A lone bright spot has emerged in the form of Jahmai Jones, recently claimed off waivers by the Yankees. He’s shown some pop at the plate, going 3-for-6 with a double in his limited opportunities. However, Jones primarily plays second base, lacking the versatility to fill multiple infield positions unlike the other contenders vying for a roster spot.

Yankees’ backup infield battle heats up as stars struggle

With Opening Day approaching, the competition for the backup infield role is intensifying. The underwhelming performances from most of the candidates leave the door open for someone to step up and claim the coveted spot in the final weeks of spring training.

While Jorbit Vivas is an intriguing prospect for the Yankees, the team anticipates him starting the season at Triple-A as their starting second baseman. This indicates he’s not quite major league-ready yet.

Manager Aaron Boone stressed that spring training performance is just one piece of the puzzle when determining roster spots. The Yankees also consider the quality of at-bats, defensive abilities, work ethic, and other factors that might not show up on a stat sheet.

Jorbit Vivas celebrates after hitting a homer during Yankees 22-10 win over the Tigers at Tampa spring training facility.
NYYPlayerDev

The Yankees’ quest to fill their backup infield vacancy has taken them down several paths. According to the New York Post, the team expressed interest in former Mets shortstop Amed Rosario, who ultimately signed with the Tampa Bay Rays. They also reportedly held discussions with Kiké Hernández, who ultimately opted to re-sign with the Los Angeles Dodgers.

With their preferred options off the board, the Yankees are left scouring a thinner pool of free agents. One possibility is Donovan Solano, a veteran infielder still looking for a landing spot.
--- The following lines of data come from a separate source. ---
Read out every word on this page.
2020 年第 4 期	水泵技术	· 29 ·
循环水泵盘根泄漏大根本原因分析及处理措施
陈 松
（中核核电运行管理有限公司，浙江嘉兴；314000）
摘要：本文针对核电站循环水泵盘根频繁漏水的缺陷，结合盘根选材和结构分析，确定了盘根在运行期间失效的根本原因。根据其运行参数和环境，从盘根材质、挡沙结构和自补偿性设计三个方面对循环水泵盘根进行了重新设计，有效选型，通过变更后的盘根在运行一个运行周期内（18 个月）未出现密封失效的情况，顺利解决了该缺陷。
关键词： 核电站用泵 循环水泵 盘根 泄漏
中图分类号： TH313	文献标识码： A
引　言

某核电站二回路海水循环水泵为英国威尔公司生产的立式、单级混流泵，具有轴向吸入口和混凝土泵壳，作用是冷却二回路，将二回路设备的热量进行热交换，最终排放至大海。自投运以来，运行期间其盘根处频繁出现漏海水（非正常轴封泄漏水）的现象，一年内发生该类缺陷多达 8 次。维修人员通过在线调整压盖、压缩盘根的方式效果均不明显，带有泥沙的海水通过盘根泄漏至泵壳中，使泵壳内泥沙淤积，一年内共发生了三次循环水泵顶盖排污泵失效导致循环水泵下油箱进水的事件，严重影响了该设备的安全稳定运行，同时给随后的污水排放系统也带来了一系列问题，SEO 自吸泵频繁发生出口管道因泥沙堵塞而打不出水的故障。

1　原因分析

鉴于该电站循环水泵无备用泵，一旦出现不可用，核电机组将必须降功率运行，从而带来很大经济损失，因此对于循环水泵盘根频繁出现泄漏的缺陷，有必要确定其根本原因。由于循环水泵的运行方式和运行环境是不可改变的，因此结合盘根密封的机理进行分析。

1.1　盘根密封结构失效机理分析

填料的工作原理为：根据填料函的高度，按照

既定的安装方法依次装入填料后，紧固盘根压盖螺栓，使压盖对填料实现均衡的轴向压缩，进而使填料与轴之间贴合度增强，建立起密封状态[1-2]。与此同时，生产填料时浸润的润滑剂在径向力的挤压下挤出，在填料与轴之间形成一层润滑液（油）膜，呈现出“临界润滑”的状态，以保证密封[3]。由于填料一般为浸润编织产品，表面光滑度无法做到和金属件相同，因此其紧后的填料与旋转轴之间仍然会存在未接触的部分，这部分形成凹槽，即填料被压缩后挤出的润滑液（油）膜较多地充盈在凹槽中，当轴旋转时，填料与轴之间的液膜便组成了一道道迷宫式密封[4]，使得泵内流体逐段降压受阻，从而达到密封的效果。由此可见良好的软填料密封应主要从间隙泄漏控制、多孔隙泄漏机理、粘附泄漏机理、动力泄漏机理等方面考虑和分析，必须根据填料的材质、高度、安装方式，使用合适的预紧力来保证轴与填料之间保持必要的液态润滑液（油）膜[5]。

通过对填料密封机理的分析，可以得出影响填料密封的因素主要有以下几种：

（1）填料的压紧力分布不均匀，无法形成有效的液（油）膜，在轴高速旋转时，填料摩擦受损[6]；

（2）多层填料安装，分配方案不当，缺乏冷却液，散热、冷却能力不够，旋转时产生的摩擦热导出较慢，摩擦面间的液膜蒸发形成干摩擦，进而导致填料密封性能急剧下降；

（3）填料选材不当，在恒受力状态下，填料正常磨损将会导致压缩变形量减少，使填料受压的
For Tyler Wade to solidify his claim on the backup infield role, showcasing competence at shortstop is critical. Currently, with Peraza sidelined by injury, Wade and Oswaldo Cabrera are the only viable options on the bench who can play the position. However, the Yankees might prefer Cabrera to gain further seasoning and refine his hitting skills in Triple-A. This scenario could leave the door open for Wade to begin the season as the primary backup for starting shortstop Anthony Volpe.

Smith explained that he takes pride in his defensive capabilities and enjoys contributing positively across various positions. He expressed satisfaction in preventing runs and assisting pitchers.

Boone is aware of Smith’s potential to make an impact with his hitting despite his career batting average of .173 in the major leagues.

Boone noted that Smith has experienced some success with his hitting and possesses power from the right side. He added that Smith is perhaps the most versatile among the group, given his ability to play shortstop.

The upcoming fortnight holds the key. Barring any new acquisitions or deals, any of those infielders could secure a spot on the Opening Day roster if they excel and make an impression in the remaining time.

That’s Smith’s approach. Focus on making plays, dedicate yourself to the grind, and allow the outcomes to unfold naturally.

He stated that his goal was to demonstrate his best performance on the field, showing the coaching staff and organization that he could contribute in the specific ways they were seeking, regardless of the position or opportunity presented.